Obviously, these are the more intense things the ninja will say and hopefully by talking and communicating I am setting her up for a life of open mindedness and understanding of the world. She can also say the most amazing things (and not even when she wants something) like ‘mum, (whilst holding my face) you are just so beautiful’ and ‘I love you to grandma (in the stars) and back and more than chocolate’ and get this one ‘mum you look a bit old there’ oh wait that one belongs in the I wish my kid wouldn’t say these out loud in public category! DOH! My point is she is developing this emotional and brutal honesty which I can’t recommend enough as it helps me keep on top of how she’s feeling giving me insight to how her mind works enabling me to support her in the best way I can and the only way I know how. To fully understand the ninja, I have to fully trust and listen to what she is telling me giving her full control of the situations and yes there will be times when this doesn’t happen but that’s life. But by giving her the power of control it makes her trust me more and with that trust then comes the honesty and I have dealt with situations where dishonesty has come into play for the tiniest of things but because I have questioned and expressed my feelings, this then results in the ninja feeling guilt leading to more openness and honesty in the future. (WINNER!!!!) The power of control is also great when she is having one of her I’m not doing anything you say moments and this has now worked for a number of years where I give her two scenarios both leading to the same outcome, for example, I mentioned she needed to get in the
shower the other night and she was having a bad day so her reaction was ‘no, I’m not having a shower’ (this is when I get roly eye syndrome thinking here we go). So, I instantly check out the situation by asking why? From this I, can gauge the type of mood she is in so when she says ‘I’m just not having one nope nope nope’ I think ok ……CODE RED full on mardy monkey entering the house.

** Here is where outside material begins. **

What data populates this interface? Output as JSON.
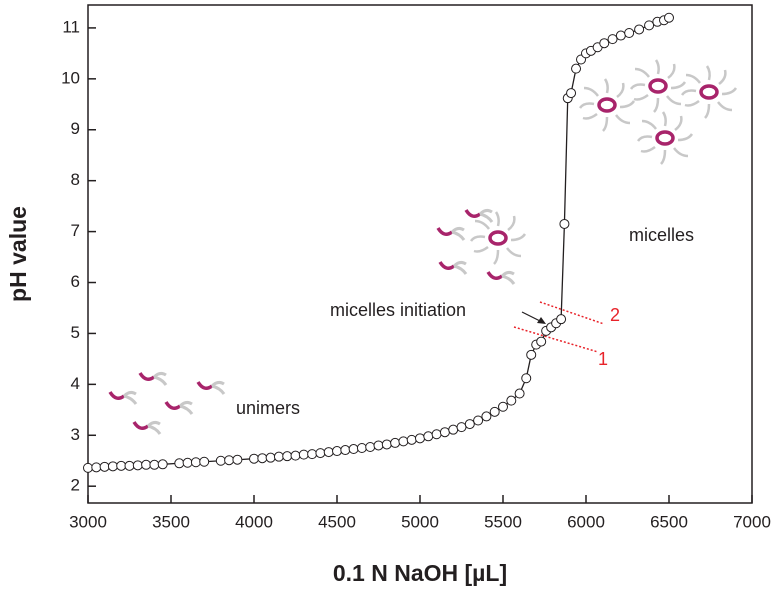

So, the scenario I give is ‘ok you can get in the shower and wash your hair or get in the shower and put your shower cap on and not wash your hair as it was done yesterday so it doesn’t really need doing’ and at this point I’m still full on calm, cool collected mofo!!
LOL this gives her total control of the situation leading to her believe she has decided on the outcome where in actual fact the outcome is still the same as the grotty little ninja has now been in the shower!!! RESULT!!! Relationship is saved, ninja is clean and mum is happy.



I hope this read served you well and you take something from it.